| HN Mirror

Y	Hacker News new \| ask \| show \| jobs

by alupo 4528 days ago

Hi, I'm the original author of Teapotnet, I want to precise some details.

No cryptograhic library is used mostly for deployment simplicity and portability, but we plan to use OpenSSL in the future (see below).

Xoring the username together is mostly a simple refinement so two passphrases entered for two different contacts or users does not result in the same secrets stored in their profiles. Usernames are part of the authentication anyway.

The current authentication is a simple digest method. It does not garantee Perfect Foward Secrecy. In the future we plan to implement a stronger method using authenticated Diffie-Hellmann (We have to OpenSSL for this). The tracker name is not a part of it as you could change trackers.

Thank you for your interest in the program !

1 comments

bren2013 4528 days ago

> Xoring the username together is mostly a simple refinement so two passphrases entered for two different contacts or users does not result in the same secrets stored in their profiles.

I'm aware of that, but why do you xor the two usernames together instead of concatenate the two full addresses? So that even if two people on different trackers with the same username using the same shared secret contact the same third party, they don't generate the same key?

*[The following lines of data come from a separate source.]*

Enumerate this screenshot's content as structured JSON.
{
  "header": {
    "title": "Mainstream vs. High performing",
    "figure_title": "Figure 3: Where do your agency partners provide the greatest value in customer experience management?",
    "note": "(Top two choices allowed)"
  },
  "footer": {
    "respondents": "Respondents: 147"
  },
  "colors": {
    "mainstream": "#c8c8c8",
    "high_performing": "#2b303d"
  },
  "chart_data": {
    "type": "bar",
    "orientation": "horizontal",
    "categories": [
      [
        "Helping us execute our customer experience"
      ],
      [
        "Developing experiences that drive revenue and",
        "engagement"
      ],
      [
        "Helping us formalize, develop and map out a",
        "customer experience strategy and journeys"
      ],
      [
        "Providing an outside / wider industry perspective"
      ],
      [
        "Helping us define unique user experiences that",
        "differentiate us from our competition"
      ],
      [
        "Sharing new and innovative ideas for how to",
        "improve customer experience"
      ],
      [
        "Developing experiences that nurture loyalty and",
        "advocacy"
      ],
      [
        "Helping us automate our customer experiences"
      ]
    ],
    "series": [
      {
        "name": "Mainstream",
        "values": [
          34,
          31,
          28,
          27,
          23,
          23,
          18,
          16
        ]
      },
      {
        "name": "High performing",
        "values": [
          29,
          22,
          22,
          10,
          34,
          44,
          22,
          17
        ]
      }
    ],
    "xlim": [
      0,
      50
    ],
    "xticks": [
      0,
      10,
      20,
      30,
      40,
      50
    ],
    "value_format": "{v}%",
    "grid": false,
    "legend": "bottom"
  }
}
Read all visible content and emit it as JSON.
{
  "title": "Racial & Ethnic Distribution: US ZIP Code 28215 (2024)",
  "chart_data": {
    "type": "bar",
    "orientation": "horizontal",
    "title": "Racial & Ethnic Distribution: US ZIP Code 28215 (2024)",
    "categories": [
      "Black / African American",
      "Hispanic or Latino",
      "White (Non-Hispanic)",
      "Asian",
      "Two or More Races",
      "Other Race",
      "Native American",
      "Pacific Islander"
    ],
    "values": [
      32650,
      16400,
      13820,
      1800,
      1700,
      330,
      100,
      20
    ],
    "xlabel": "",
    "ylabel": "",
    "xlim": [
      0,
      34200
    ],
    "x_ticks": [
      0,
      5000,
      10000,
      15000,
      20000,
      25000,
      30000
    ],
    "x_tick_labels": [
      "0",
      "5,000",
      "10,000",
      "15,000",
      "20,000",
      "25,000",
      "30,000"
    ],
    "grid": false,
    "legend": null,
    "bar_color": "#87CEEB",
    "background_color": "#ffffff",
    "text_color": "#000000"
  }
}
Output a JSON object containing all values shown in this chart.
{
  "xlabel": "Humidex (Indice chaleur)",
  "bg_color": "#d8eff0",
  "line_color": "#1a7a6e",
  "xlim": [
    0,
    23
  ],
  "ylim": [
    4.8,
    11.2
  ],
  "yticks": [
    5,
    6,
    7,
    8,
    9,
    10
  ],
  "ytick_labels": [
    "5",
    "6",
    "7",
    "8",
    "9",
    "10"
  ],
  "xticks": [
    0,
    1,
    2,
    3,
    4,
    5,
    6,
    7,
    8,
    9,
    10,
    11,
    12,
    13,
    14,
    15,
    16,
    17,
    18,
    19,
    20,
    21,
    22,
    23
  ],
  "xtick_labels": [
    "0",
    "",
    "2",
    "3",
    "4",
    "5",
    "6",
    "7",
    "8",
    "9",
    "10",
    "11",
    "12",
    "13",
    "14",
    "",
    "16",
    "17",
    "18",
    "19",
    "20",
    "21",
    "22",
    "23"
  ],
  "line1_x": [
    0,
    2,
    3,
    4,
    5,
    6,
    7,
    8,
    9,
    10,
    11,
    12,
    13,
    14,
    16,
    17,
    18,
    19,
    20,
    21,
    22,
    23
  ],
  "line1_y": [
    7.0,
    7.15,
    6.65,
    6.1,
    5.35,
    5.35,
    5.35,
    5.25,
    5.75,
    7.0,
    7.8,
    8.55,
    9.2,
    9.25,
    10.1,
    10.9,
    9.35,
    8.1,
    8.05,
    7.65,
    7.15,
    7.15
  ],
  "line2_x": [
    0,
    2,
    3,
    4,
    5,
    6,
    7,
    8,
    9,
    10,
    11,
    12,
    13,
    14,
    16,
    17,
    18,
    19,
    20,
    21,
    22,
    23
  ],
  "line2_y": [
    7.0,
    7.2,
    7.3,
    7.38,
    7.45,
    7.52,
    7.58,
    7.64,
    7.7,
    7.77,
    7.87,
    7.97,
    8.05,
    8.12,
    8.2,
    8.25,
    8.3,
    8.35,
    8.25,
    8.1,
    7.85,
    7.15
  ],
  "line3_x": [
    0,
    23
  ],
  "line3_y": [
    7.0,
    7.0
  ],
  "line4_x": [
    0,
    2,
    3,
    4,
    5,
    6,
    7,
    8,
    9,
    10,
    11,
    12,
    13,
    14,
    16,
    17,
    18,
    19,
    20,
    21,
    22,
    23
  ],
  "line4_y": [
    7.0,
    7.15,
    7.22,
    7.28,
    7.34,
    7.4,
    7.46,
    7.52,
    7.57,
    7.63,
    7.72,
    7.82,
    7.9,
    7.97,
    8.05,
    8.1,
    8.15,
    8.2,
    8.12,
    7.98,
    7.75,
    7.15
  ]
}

Edit: Also, why do you avoid asymmetric cryptography? For the same reason you're avoiding OpenSSL?

alupo 4528 days ago

Concatenating the two usernames is done afterwards to compute the peering (localisation digest). The tracker is not added to the usernames because it should be easy to change trackers without resetting your contacts. The tracker is not really part of your identity like the domain of an email, it's more like a temporary address where your friends know they can reach you.

However, I'm aware of the specific collision issue you highlight. Actually, you must not use twice the same secret for two different contacts (for obvious reasons, since if one of the contacts is somewhat malicious it could guess it and impersonate you by connecting to the other one). Just like passwords, you should never use the same twice. So your example is actually very bad practice for the thrid party.

We don't want to avoid asymmetric cryptography, we want to avoid using a public key system. If you want to use public keys, Retroshare is a pretty good app. The problem is, non-tech people tend to freak out when confronted to public keys, so we wanted something very simple to understand and use.